Wartawan SNN.com, Kotawaringin Barat
Sabtu 27 September 2025
Pangkalan Bun – Sudah hampir tiga dekade, keluarga besar ahli waris Raden Ira Bakti menghadapi persoalan pelik menyangkut lahan warisan ratusan hektare yang mereka yakini sebagai hak turun-temurun. Lahan tersebut berada di wilayah Desa Umpang, Kecamatan Arut Selatan, Kabupaten Kotawaringin Barat, Kalimantan Tengah, dan kini telah beralih fungsi menjadi perkebunan kelapa sawit yang dikelola oleh sebuah perusahaan besar nasional, PT GSDI, yang merupakan anak usaha dari PT Astra Agro Lestari Tbk.
Bagi keluarga, ini bukan sekadar perkara tanah. Lebih dari itu, ini adalah soal sejarah, identitas, dan warisan leluhur yang sudah melekat sejak masa Kerajaan Kutaringin.
Raden Ira Bakti, atau Gusti Zainal, adalah sosok terpandang di masa lalu. Ia dikenal sebagai pejabat tinggi dan tokoh masyarakat yang dekat dengan istana Kerajaan Kutaringin. Berdasarkan penuturan keluarga dan ingatan kolektif masyarakat setempat, beliau menerima sebidang tanah sebagai bentuk penghargaan langsung dari Raja atas pengabdiannya kepada kerajaan.
Lahan tersebut berada di hulu Sungai Arut, tepatnya di kawasan Kampung Umpang, dengan ukuran yang tidak kecil: ± 3.000 depa di sepanjang tepian sungai dan ± 7.000 depa ke arah daratan. Di atas tanah inilah, Raden Ira Bakti membangun rumah besar dan tinggal bersama keluarganya.
Hingga kini, keturunannya masih menjaga dan menghuni kawasan tersebut, bahkan beberapa makam para ahli waris masih ditemukan di sana—di tengah lanskap yang kini telah berubah menjadi kebun kelapa sawit.

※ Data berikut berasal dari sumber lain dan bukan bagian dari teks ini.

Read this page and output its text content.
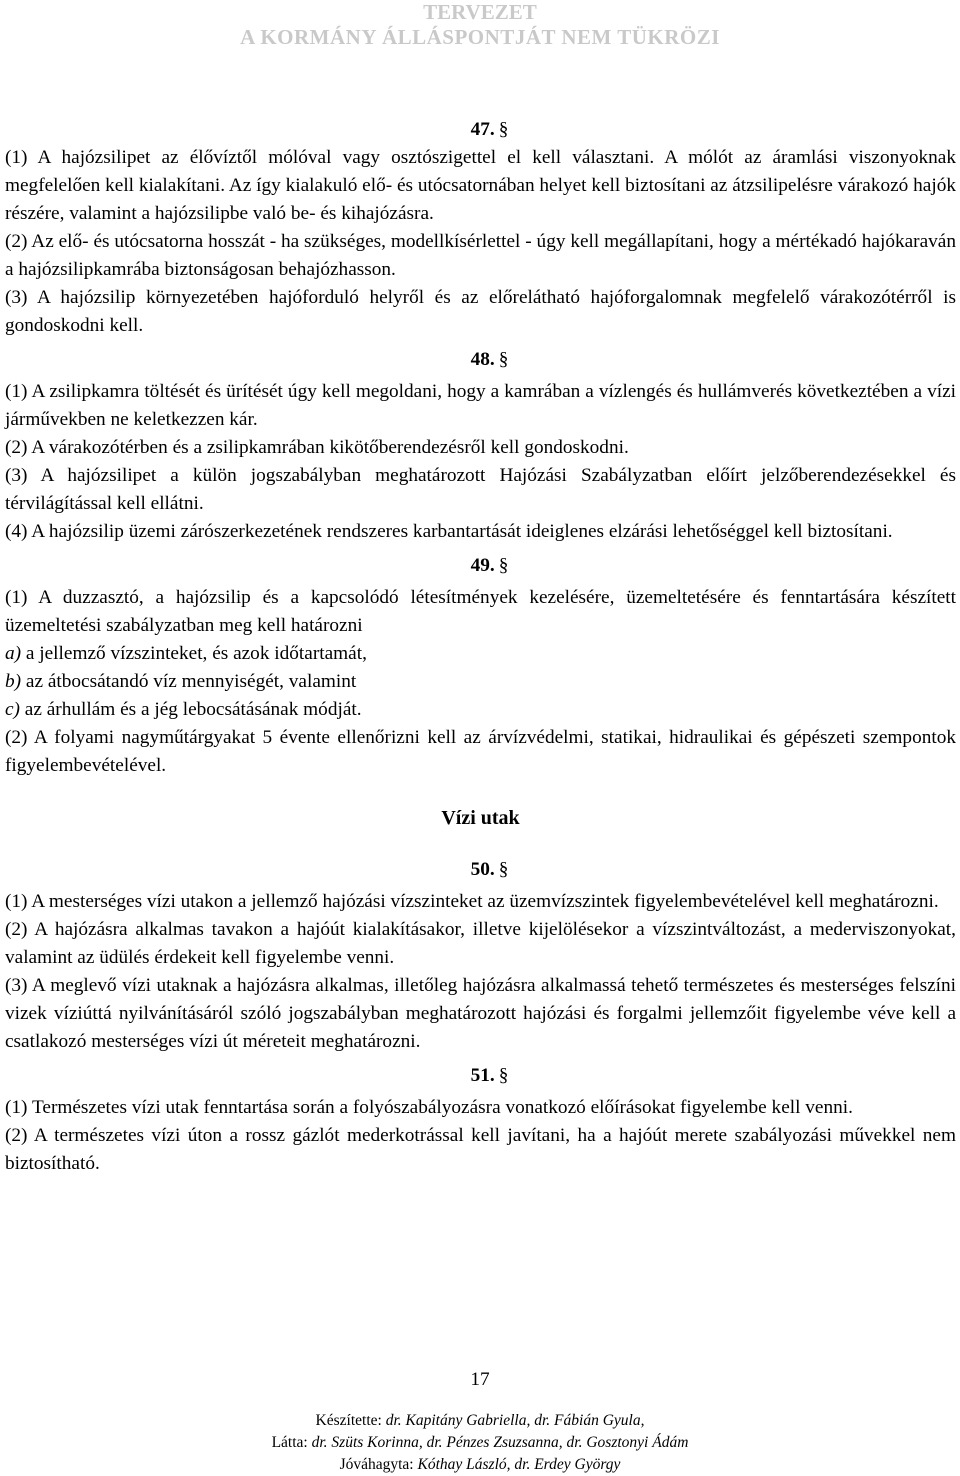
TERVEZET
A KORMÁNY ÁLLÁSPONTJÁT NEM TÜKRÖZI
47. §

(1) A hajózsilipet az élővíztől mólóval vagy osztószigettel el kell választani. A mólót az áramlási viszonyoknak megfelelően kell kialakítani. Az így kialakuló elő- és utócsatornában helyet kell biztosítani az átzsilipelésre várakozó hajók részére, valamint a hajózsilipbe való be- és kihajózásra.

(2) Az elő- és utócsatorna hosszát - ha szükséges, modellkísérlettel - úgy kell megállapítani, hogy a mértékadó hajókaraván a hajózsilipkamrába biztonságosan behajózhasson.

(3) A hajózsilip környezetében hajóforduló helyről és az előrelátható hajóforgalomnak megfelelő várakozótérről is gondoskodni kell.

48. §

(1) A zsilipkamra töltését és ürítését úgy kell megoldani, hogy a kamrában a vízlengés és hullámverés következtében a vízi járművekben ne keletkezzen kár.

(2) A várakozótérben és a zsilipkamrában kikötőberendezésről kell gondoskodni.

(3) A hajózsilipet a külön jogszabályban meghatározott Hajózási Szabályzatban előírt jelzőberendezésekkel és térvilágítással kell ellátni.

(4) A hajózsilip üzemi zárószerkezetének rendszeres karbantartását ideiglenes elzárási lehetőséggel kell biztosítani.

49. §

(1) A duzzasztó, a hajózsilip és a kapcsolódó létesítmények kezelésére, üzemeltetésére és fenntartására készített üzemeltetési szabályzatban meg kell határozni

a) a jellemző vízszinteket, és azok időtartamát,

b) az átbocsátandó víz mennyiségét, valamint

c) az árhullám és a jég lebocsátásának módját.

(2) A folyami nagyműtárgyakat 5 évente ellenőrizni kell az árvízvédelmi, statikai, hidraulikai és gépészeti szempontok figyelembevételével.

Vízi utak
50. §

(1) A mesterséges vízi utakon a jellemző hajózási vízszinteket az üzemvízszintek figyelembevételével kell meghatározni.

(2) A hajózásra alkalmas tavakon a hajóút kialakításakor, illetve kijelölésekor a vízszintváltozást, a mederviszonyokat, valamint az üdülés érdekeit kell figyelembe venni.

(3) A meglevő vízi utaknak a hajózásra alkalmas, illetőleg hajózásra alkalmassá tehető természetes és mesterséges felszíni vizek víziúttá nyilvánításáról szóló jogszabályban meghatározott hajózási és forgalmi jellemzőit figyelembe véve kell a csatlakozó mesterséges vízi út méreteit meghatározni.

51. §

(1) Természetes vízi utak fenntartása során a folyószabályozásra vonatkozó előírásokat figyelembe kell venni.

(2) A természetes vízi úton a rossz gázlót mederkotrással kell javítani, ha a hajóút merete szabályozási művekkel nem biztosítható.

17
Készítette: dr. Kapitány Gabriella, dr. Fábián Gyula,
Látta: dr. Szüts Korinna, dr. Pénzes Zsuzsanna, dr. Gosztonyi Ádám
Jóváhagyta: Kóthay László, dr. Erdey György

Sungai Sengkilau dan Jejak Keluarga
Salah satu cucu Raden Ira Bakti, Utin Imar, mengenang bagaimana ia semasa kecil kerap menyusuri anak-anak sungai bersama sang ayah, Gusti Sekara (putra sulung Raden Ira Bakti). Dalam satu perjalanan, air sungai yang tampak berkilau memunculkan ide penamaan: Sungai Sengkilau Besar dan Sengkilau Kecil.
Catatan nama itu ditulis tangan oleh Utin Imar dalam buku harian ayahnya, dan sejak saat itu, Kampung Sengkilau menjadi nama yang lekat dalam memori keluarga dan masyarakat setempat.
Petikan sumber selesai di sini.